Saturday, August 25, 2007

Oh My God, Your Words Are Out of Balance

Things are starting to pick up around the department, and some of the more hard-core philosophy undergrads are starting to think about their grad school applications. So I'll claim grad school application season as justification to stay on my hobby-horse a little longer.

The thing I notice about a lot of advice out there for prospective grad students is how vague it is. Not vague in general, mind you, but vague about advice for people thinking of going to programs not in the top-20 or so. (So not vague in general--just vague for the overwhelming majority of prospectives.)

To get a sense of what I mean, let me point back to that old Weatherson post I was talking about the other day. I was bitching about how his advice has a generally optimistic tone, when he draws his actual reasons for optimism from a completely unrepresentative sample of job market success stories. Of course, Weatherson knows he's doing that, so after hammering the optimism he winds his way around to emphasizing "that no one ever has to decide to go to grad school as such." Which is to say, when a prospective is trying to decide whether or not to go to grad school, she should consider going to some programs--the ones with good placement records--but not others. Okay, so far so good.

But then, what's the advice for people looking at departments below the top-15 or top-20? Weatherson says:
At that stage, it is a very good idea to reconsider how strongly you want to go to graduate school. Going somewhere that you might well not enjoy, that might not lead to much of a career, is a real gamble.

Going somewhere that "might" not lead to a career in philosophy is a "gamble"? Uh, yeah. And a rose is rose. True, but prospectives can't do anything more useful with the first claim than botanists can with the second. Whatever. Let's push on.

Of course there are very few schools from where no one has had a successful career, so it’s not like you have to give up if you don’t get into a top school. But you should go in with eyes wide open, or not go in at all.

Yes. You should go in with "eyes wide open." But what are you looking for with your wide-open eyes? Well, one thing is schools with shitty placement records. Okay, good. Suppose I only get into departments in the bottom half of the Leiter report and their placement records are spotty. How do I think about that? Back to Weatherson:

And you’d have to think very hard before going somewhere without tuition wavers, or adequate stipends.
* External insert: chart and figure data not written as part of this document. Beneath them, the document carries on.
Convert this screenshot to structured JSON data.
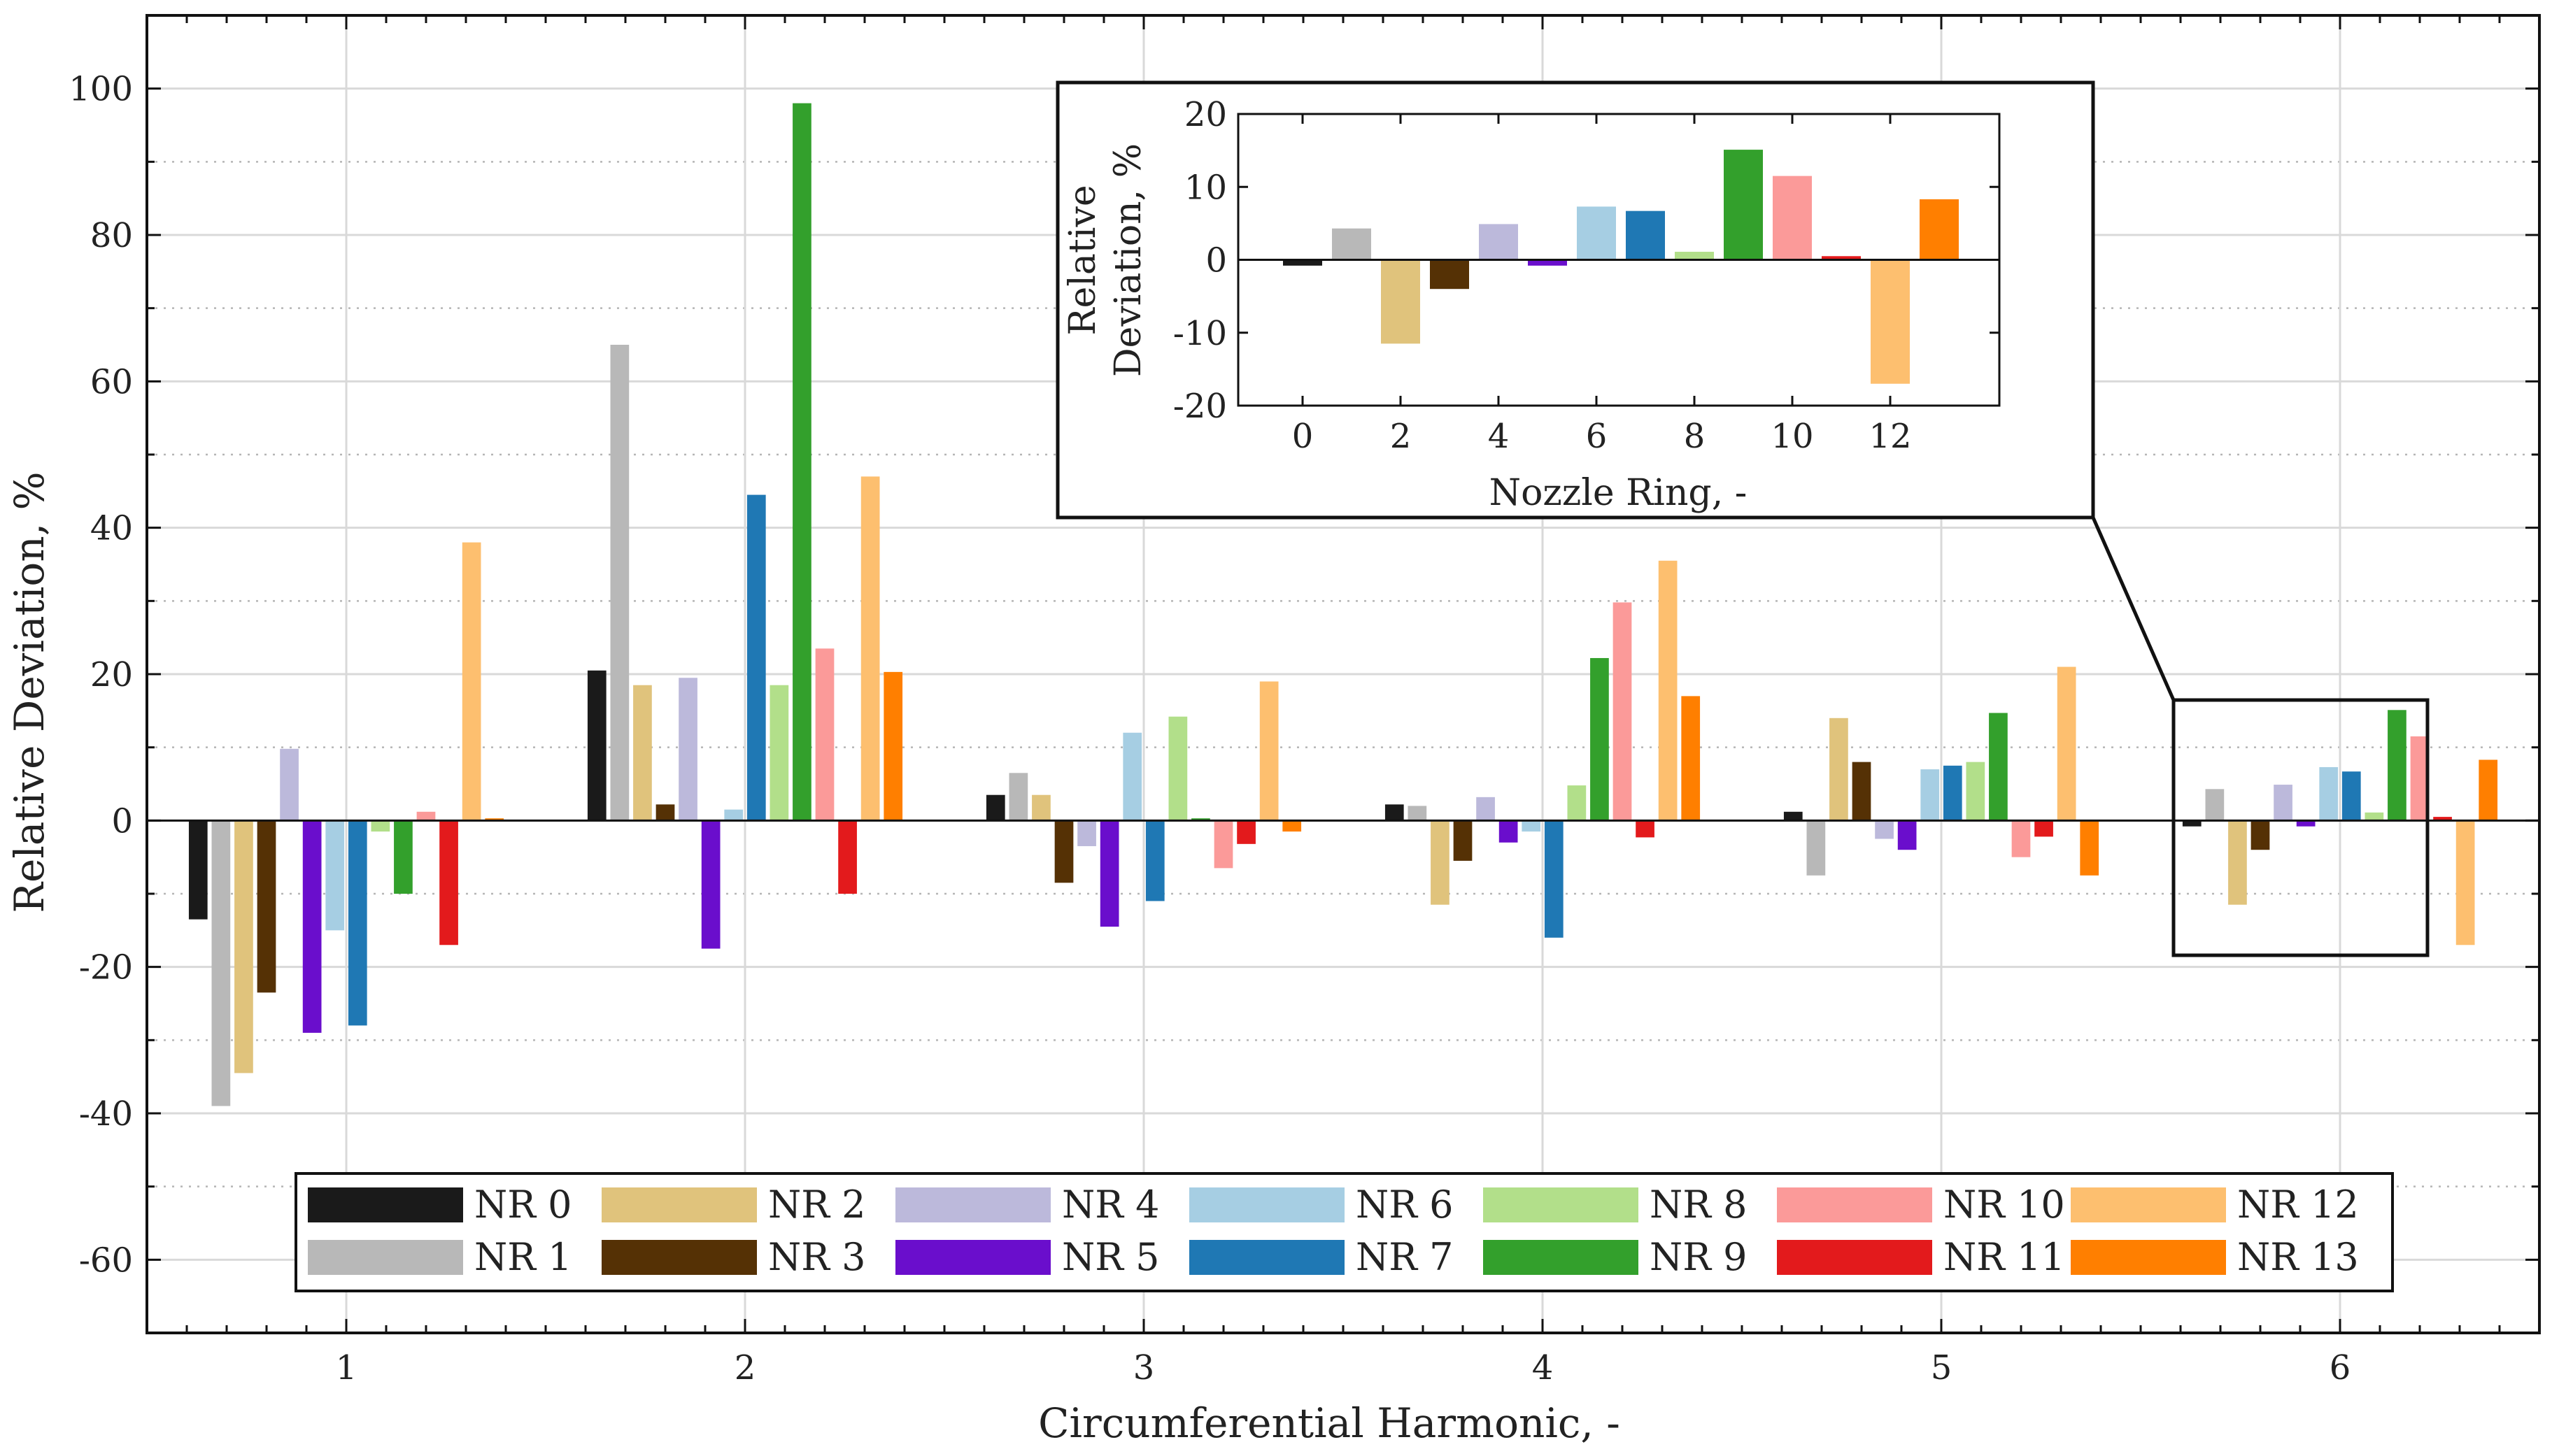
{
  "chart_data": {
    "main": {
      "type": "bar",
      "xlabel": "Circumferential Harmonic, -",
      "ylabel": "Relative Deviation, %",
      "ylim": [
        -70,
        110
      ],
      "xlim": [
        0.5,
        6.5
      ],
      "grid": true,
      "categories": [
        "1",
        "2",
        "3",
        "4",
        "5",
        "6"
      ],
      "yticks": [
        "-60",
        "-40",
        "-20",
        "0",
        "20",
        "40",
        "60",
        "80",
        "100"
      ],
      "series": [
        {
          "name": "NR 0",
          "color": "#1a1a1a",
          "values": [
            -13.5,
            20.5,
            3.5,
            2.2,
            1.2,
            -0.8
          ]
        },
        {
          "name": "NR 1",
          "color": "#b8b8b8",
          "values": [
            -39,
            65,
            6.5,
            2,
            -7.5,
            4.3
          ]
        },
        {
          "name": "NR 2",
          "color": "#e0c37c",
          "values": [
            -34.5,
            18.5,
            3.5,
            -11.5,
            14,
            -11.5
          ]
        },
        {
          "name": "NR 3",
          "color": "#553105",
          "values": [
            -23.5,
            2.2,
            -8.5,
            -5.5,
            8,
            -4
          ]
        },
        {
          "name": "NR 4",
          "color": "#bcb9db",
          "values": [
            9.8,
            19.5,
            -3.5,
            3.2,
            -2.5,
            4.9
          ]
        },
        {
          "name": "NR 5",
          "color": "#6a0ecc",
          "values": [
            -29,
            -17.5,
            -14.5,
            -3,
            -4,
            -0.8
          ]
        },
        {
          "name": "NR 6",
          "color": "#a6cee3",
          "values": [
            -15,
            1.5,
            12,
            -1.5,
            7,
            7.3
          ]
        },
        {
          "name": "NR 7",
          "color": "#1f78b4",
          "values": [
            -28,
            44.5,
            -11,
            -16,
            7.5,
            6.7
          ]
        },
        {
          "name": "NR 8",
          "color": "#b2df8a",
          "values": [
            -1.5,
            18.5,
            14.2,
            4.8,
            8,
            1.1
          ]
        },
        {
          "name": "NR 9",
          "color": "#33a02c",
          "values": [
            -10,
            98,
            0.3,
            22.2,
            14.7,
            15.1
          ]
        },
        {
          "name": "NR 10",
          "color": "#fb9a99",
          "values": [
            1.2,
            23.5,
            -6.5,
            29.8,
            -5,
            11.5
          ]
        },
        {
          "name": "NR 11",
          "color": "#e31a1c",
          "values": [
            -17,
            -10,
            -3.2,
            -2.3,
            -2.2,
            0.5
          ]
        },
        {
          "name": "NR 12",
          "color": "#fdbf6f",
          "values": [
            38,
            47,
            19,
            35.5,
            21,
            -17
          ]
        },
        {
          "name": "NR 13",
          "color": "#ff7f00",
          "values": [
            0.3,
            20.3,
            -1.5,
            17,
            -7.5,
            8.3
          ]
        }
      ]
    },
    "inset": {
      "type": "bar",
      "xlabel": "Nozzle Ring, -",
      "ylabel_line1": "Relative",
      "ylabel_line2": "Deviation, %",
      "ylim": [
        -20,
        20
      ],
      "xticks": [
        "0",
        "2",
        "4",
        "6",
        "8",
        "10",
        "12"
      ],
      "yticks": [
        "-20",
        "-10",
        "0",
        "10",
        "20"
      ],
      "categories": [
        0,
        1,
        2,
        3,
        4,
        5,
        6,
        7,
        8,
        9,
        10,
        11,
        12,
        13
      ],
      "values": [
        -0.8,
        4.3,
        -11.5,
        -4,
        4.9,
        -0.8,
        7.3,
        6.7,
        1.1,
        15.1,
        11.5,
        0.5,
        -17,
        8.3
      ],
      "colors": [
        "#1a1a1a",
        "#b8b8b8",
        "#e0c37c",
        "#553105",
        "#bcb9db",
        "#6a0ecc",
        "#a6cee3",
        "#1f78b4",
        "#b2df8a",
        "#33a02c",
        "#fb9a99",
        "#e31a1c",
        "#fdbf6f",
        "#ff7f00"
      ]
    }
  }
}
But again, those are the kinds of decisions that should be made in the light of your specific possibilities, not in virtue of generic data about what humanities graduate school in general is like.

The first thing is, no. You should not "think very hard" about going somewhere that's going to charge you tuition and not pay you enough to live.* You should not "think very hard" about committing yourself to paying back student loan debt while moving from 30k one-year to 30k one-year, all while you're trying to get a tenure-tracked job. Don't you know the last Republican Congress made it way harder to declare personal bankruptcy? If you only get in to programs that make you pay tuition and don't pay you enough to live, do not go to graduate school.

But second, forget tuition and livable stipends for a second. Suppose you get into a program that'll give you both of those things. But also suppose it's in the bottom half of the rankings and it's got a spotty placement record. Then what? The advice here is to "think very hard." Okay, but think very hard about what? What considerations should you be weighing? What hard realities should you be facing? Besides placement stats, what information do you need to make this decision with your "eyes wide open"? Weatherson doesn't really say.

For the majority of prospectives, there's no real advice here. There's just empty words.


* The possible exceptions here are terminal MA programs that take no more than a couple of years, which programs I think are all kinds of awesome.